It's as much your responsibility to sell candidates on the benefits -- tangible and intangible -- of working for your organization as it is their role to provide well-constructed and insightful responses to your interview questions. The quality of interaction between you and the candidate is what determines how well the interview goes. Remember, the way your company treats candidates is an indicator of how you treat employees, so put your and your company's best foot forward for an ideal meeting.
Setting the stage for a perfect interview first requires that you define what makes an interview perfect. A perfect interview doesn't necessarily mean that you make a job offer. It means that you've portrayed your organization in the most favorable light and that the candidate leaves the interview confident that she knows enough about the company and the job to make a decision should it come to an employment offer.
The candidate isn't the only one who must prepare for the interview. Review the candidate's application materials, including the online application, cover letter and resume. If a recruiter conducted a preliminary interview, review the notes from that meeting. Talk to the recruiter again if you need additional information about the candidate. It's possible the recruiter did some research on the candidate's social media and network history or learned something about his former employers that sheds light on his capabilities.
Draft a list of questions that enable the candidate to comfortably and confidently describe her strengths and her weaknesses.
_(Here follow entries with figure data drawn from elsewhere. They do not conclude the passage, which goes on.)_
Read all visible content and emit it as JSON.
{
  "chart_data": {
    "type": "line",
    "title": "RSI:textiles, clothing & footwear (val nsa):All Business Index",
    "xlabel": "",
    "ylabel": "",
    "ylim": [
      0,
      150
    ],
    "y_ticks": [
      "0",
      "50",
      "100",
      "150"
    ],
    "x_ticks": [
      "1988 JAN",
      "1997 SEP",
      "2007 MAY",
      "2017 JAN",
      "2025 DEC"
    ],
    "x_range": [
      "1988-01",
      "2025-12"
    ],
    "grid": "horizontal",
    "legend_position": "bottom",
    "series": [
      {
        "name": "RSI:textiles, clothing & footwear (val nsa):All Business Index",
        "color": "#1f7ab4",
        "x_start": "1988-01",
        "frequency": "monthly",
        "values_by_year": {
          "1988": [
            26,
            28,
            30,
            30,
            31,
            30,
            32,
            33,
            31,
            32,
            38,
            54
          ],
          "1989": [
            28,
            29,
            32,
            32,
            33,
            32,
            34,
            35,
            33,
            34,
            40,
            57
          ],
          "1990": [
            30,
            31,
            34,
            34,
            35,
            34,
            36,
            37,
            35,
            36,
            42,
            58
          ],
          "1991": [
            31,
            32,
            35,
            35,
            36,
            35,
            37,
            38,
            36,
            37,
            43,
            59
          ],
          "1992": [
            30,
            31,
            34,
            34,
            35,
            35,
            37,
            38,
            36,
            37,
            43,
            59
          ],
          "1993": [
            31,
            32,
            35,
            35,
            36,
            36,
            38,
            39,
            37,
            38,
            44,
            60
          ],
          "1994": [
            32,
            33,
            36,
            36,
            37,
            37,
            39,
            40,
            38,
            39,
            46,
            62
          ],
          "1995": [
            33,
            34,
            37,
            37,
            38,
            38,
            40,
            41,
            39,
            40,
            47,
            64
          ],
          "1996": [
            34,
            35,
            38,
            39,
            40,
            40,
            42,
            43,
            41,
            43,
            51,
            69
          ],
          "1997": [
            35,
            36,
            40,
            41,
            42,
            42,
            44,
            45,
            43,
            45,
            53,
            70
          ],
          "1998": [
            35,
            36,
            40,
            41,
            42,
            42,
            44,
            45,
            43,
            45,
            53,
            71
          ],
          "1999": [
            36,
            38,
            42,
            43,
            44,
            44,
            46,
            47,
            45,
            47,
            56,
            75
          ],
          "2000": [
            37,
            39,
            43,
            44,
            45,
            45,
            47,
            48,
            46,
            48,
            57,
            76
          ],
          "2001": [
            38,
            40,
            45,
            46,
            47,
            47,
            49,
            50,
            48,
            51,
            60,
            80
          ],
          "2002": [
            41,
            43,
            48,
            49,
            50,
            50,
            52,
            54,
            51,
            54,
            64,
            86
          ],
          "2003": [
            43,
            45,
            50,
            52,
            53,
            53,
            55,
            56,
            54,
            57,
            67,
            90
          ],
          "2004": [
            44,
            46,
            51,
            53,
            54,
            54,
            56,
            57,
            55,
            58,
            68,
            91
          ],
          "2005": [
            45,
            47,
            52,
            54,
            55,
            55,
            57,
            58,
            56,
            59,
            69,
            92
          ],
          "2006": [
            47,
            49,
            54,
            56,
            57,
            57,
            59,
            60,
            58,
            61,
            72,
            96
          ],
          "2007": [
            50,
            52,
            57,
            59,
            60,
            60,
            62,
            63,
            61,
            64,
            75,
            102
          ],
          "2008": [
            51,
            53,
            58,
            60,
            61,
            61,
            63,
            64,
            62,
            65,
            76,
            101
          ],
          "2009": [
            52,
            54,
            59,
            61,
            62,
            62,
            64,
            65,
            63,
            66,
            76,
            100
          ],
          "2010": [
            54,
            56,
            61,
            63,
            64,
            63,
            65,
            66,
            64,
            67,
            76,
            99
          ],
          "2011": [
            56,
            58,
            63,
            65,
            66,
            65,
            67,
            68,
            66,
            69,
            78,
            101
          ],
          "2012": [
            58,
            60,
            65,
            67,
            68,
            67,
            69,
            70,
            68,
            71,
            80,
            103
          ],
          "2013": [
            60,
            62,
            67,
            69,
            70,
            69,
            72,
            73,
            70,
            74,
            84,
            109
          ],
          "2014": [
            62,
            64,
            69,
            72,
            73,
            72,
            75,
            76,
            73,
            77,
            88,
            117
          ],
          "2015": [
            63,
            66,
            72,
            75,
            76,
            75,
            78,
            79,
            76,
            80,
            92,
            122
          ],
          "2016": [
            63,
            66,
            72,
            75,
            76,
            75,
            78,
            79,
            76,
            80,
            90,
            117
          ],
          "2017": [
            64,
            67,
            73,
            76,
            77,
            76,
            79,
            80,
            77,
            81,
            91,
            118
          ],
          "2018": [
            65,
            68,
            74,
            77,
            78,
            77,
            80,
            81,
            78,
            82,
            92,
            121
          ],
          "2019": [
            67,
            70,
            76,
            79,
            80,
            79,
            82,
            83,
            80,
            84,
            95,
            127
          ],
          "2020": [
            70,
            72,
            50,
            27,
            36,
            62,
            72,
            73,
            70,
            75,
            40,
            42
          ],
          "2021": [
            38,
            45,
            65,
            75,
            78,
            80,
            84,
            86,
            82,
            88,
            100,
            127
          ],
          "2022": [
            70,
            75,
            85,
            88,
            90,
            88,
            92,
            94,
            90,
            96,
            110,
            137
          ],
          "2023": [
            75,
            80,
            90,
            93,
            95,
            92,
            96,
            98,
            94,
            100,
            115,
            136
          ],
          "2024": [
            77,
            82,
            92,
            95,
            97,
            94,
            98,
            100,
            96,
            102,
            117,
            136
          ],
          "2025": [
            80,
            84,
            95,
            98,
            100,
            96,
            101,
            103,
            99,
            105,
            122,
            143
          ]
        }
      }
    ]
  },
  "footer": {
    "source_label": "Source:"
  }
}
Don't use off-the-wall questions, such as, "If you were an animal, what would you be?" Questions like that cause nervousness and throw the candidate off-base. Stick to a combination of behavioral and situational interview questions. For jobs that require technical or clinical expertise, create a few situational interview questions so you get clarity on the candidate's job knowledge.
Put the candidate at ease when he arrives at your office. Engage in small talk for a couple of minutes until he gets settled and signals that he is ready to begin the interview. Offer him a glass of water. Also, ensure that you won't be interrupted. Disruptions tend to cause candidates to wonder if you take the interview seriously enough to put things on hold while you conduct the meeting.
Encourage two-way conversation during the interview. Avoid talking so much about yourself that you take the focus off the candidate and her career aspirations and goals. Engage the candidate in more of a conversation than an inquisition. Ask critical and thoughtful follow-up questions, but don't grill the candidate. Pay attention to the candidate's responses and take notes, but don't focus so much on transcribing every word that you take your attention away from what she's saying.
End the interview on a positive note by explaining the entire selection process to the candidate. This prevents candidates from wondering what is the next step, which is what many job seekers dislike about interviewing. Tell the interviewee when you anticipate making a decision, only if you know the precise date on which you intend to make the job offer. Also, explain that you will follow up with the candidate and stick to your word.